A reprieve would allow Iranian oil to flow back into the global market, adding to a supply glut and helping depress prices, according to analysts.
By Friday on London’s Intercontinental Exchange, Brent North Sea crude for delivery in August fell to US$58.68 a barrel from US$60.39 a week earlier. On the New York Mercantile Exchange, West Texas Intermediate (WTI) or light sweet crude for August dropped to US$52.74 a barrel from US$55.41 a barrel.
PRECIOUS METALS: Gold led the precious metals complex lower.
“If the markets receive further indications that the [US] Federal Reserve will leave interest rates unchanged... possibly even until December, then this would allow gold an opportunity to begin recovering the heavy losses of the past couple of months,” said Jameel Ahmad, chief market analyst at trading group FXTM.
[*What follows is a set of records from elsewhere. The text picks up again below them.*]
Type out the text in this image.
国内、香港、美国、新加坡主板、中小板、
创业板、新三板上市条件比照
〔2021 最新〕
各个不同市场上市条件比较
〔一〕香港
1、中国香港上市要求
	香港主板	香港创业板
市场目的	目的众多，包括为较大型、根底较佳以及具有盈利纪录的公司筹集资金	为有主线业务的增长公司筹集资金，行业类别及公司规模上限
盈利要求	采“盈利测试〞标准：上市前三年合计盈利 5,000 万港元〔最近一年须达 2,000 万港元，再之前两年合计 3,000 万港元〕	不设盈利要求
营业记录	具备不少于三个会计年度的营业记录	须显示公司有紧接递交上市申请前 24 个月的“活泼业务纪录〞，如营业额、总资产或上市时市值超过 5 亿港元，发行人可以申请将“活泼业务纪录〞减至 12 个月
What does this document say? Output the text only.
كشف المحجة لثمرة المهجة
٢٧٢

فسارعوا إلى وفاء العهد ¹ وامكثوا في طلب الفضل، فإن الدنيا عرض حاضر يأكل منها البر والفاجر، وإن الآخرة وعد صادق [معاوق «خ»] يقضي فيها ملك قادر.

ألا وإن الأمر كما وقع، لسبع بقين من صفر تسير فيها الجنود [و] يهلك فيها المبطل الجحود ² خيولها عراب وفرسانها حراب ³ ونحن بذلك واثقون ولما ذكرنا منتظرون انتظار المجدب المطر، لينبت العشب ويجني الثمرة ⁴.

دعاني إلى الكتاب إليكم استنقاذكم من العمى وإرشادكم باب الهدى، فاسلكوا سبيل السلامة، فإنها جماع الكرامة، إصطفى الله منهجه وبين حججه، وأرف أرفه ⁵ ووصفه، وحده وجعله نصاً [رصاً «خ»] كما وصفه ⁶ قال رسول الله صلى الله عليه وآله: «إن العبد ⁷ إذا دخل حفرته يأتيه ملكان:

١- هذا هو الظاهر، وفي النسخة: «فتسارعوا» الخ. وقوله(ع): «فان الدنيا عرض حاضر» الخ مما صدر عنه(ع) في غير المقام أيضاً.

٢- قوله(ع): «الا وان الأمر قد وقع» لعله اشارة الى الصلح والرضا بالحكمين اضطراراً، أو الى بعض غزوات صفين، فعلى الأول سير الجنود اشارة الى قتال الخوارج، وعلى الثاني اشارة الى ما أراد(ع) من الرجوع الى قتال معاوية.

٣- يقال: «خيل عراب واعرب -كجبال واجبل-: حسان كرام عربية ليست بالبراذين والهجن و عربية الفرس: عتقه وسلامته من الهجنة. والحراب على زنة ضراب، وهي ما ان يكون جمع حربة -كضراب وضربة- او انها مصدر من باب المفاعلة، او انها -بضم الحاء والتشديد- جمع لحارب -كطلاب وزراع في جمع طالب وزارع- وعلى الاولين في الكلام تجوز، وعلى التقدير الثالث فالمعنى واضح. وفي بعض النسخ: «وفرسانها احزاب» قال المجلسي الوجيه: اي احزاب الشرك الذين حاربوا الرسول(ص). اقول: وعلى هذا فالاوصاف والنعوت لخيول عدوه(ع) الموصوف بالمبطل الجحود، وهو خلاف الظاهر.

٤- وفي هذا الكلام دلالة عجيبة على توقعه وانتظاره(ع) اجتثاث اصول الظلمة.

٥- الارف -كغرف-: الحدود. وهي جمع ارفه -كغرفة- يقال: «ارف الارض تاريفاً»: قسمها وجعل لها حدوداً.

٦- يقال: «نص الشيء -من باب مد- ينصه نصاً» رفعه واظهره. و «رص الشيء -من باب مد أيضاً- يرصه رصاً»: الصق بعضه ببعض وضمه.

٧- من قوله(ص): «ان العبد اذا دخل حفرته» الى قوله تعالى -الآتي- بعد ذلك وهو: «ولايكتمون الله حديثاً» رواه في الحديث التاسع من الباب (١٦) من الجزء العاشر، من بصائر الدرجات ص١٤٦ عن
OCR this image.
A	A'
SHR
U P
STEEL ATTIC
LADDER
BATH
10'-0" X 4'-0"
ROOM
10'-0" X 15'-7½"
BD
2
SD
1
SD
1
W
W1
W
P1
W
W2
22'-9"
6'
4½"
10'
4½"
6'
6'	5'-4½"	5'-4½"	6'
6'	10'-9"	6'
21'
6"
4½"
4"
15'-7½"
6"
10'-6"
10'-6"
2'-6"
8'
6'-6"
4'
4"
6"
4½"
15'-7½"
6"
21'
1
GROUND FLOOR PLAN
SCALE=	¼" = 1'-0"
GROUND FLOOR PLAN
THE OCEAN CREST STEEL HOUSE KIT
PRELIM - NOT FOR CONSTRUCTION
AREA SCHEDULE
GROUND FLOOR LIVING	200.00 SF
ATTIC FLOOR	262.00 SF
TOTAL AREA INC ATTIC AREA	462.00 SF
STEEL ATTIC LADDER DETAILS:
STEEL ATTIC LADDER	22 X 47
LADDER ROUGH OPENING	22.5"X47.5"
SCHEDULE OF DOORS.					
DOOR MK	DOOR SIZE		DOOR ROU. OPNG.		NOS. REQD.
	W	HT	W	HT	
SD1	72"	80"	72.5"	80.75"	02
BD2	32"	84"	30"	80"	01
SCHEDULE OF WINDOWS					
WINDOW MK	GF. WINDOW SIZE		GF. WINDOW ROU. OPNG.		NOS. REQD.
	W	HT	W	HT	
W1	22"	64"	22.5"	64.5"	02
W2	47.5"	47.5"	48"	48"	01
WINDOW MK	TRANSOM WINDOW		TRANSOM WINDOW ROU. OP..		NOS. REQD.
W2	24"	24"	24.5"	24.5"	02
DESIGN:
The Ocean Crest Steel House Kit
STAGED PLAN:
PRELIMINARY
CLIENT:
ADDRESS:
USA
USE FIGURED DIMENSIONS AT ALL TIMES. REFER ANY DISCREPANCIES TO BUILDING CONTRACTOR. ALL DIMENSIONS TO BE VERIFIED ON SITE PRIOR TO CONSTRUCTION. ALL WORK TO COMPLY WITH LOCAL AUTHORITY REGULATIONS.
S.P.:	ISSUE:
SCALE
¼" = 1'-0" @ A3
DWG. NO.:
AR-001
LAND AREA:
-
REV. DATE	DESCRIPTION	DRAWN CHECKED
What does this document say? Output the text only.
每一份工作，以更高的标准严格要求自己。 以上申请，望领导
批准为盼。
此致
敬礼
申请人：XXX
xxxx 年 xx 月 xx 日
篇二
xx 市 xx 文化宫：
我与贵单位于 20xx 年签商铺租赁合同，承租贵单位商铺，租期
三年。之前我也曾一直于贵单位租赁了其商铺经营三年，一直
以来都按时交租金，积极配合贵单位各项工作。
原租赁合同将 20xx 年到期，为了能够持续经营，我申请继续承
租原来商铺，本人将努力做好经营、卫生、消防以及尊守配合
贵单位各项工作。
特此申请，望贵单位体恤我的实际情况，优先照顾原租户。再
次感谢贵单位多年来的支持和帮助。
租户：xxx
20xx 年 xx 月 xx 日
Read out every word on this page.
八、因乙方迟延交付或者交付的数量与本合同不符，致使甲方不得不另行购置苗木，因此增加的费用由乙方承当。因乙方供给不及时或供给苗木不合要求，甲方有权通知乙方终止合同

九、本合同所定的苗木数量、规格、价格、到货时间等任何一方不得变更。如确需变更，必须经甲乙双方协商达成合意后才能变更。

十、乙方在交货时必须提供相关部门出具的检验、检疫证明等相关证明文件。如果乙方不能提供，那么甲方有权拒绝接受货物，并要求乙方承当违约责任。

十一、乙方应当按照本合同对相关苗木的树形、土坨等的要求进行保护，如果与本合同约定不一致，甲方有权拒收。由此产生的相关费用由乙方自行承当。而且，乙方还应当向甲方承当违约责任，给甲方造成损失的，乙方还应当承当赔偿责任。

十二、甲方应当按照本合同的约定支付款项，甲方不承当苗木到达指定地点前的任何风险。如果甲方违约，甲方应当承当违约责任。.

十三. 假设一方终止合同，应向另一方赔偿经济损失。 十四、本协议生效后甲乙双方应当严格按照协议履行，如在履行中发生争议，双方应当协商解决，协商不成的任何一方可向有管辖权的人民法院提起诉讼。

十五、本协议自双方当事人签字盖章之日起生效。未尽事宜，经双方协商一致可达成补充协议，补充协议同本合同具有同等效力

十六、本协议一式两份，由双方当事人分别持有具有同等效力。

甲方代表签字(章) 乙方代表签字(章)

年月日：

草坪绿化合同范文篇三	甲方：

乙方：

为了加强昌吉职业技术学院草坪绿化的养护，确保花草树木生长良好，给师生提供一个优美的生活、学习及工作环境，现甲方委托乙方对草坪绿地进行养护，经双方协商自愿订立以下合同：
The dollar has gained in recent months, not only from the Greek fallout, but also from expectations that the US central bank could start raising its key interest rate before the end of the year — making it a more attractive investment compared with gold, itself seen as a haven investment.
By Friday on the London Bullion Market, the price of gold dropped to US$1,159.30 an ounce from US$1,167.95 a week earlier.
Silver fell to US$15.45 an ounce from US$15.64.
On the London Platinum and Palladium Market, platinum slid to US$1,029.30 an ounce from US$1,083. Palladium slumped to US$649.35 an ounce from US$701.
BASE METALS: Prices mostly declined as traders took their lead from China.
“There is still some uncertainties about the supply and demand going forward,” Saxo Bank analyst Ole Hansen said. “Commodities rely on growth and demand, and the demand is coming from China. If you look at base metals, somewhere between 40 to 50 percent of all metals are consumed by China. If demand slows this could have a significant impact on the supply demand situation,” he said.
By Friday on the London Metal Exchange, copper for delivery in three months dropped to US$5,577.50 a tonne from US$5,803 a week earlier.
Three-month aluminum slid to US$1,690.50 a tonne from US$1,728, while three-month lead rose to US$1,794.50 a tonne from US$1,775.
Three-month tin declined to US$13,975 a tonne from US$14,400, and three-month nickel fell to US$11,275 a tonne from US$12,125.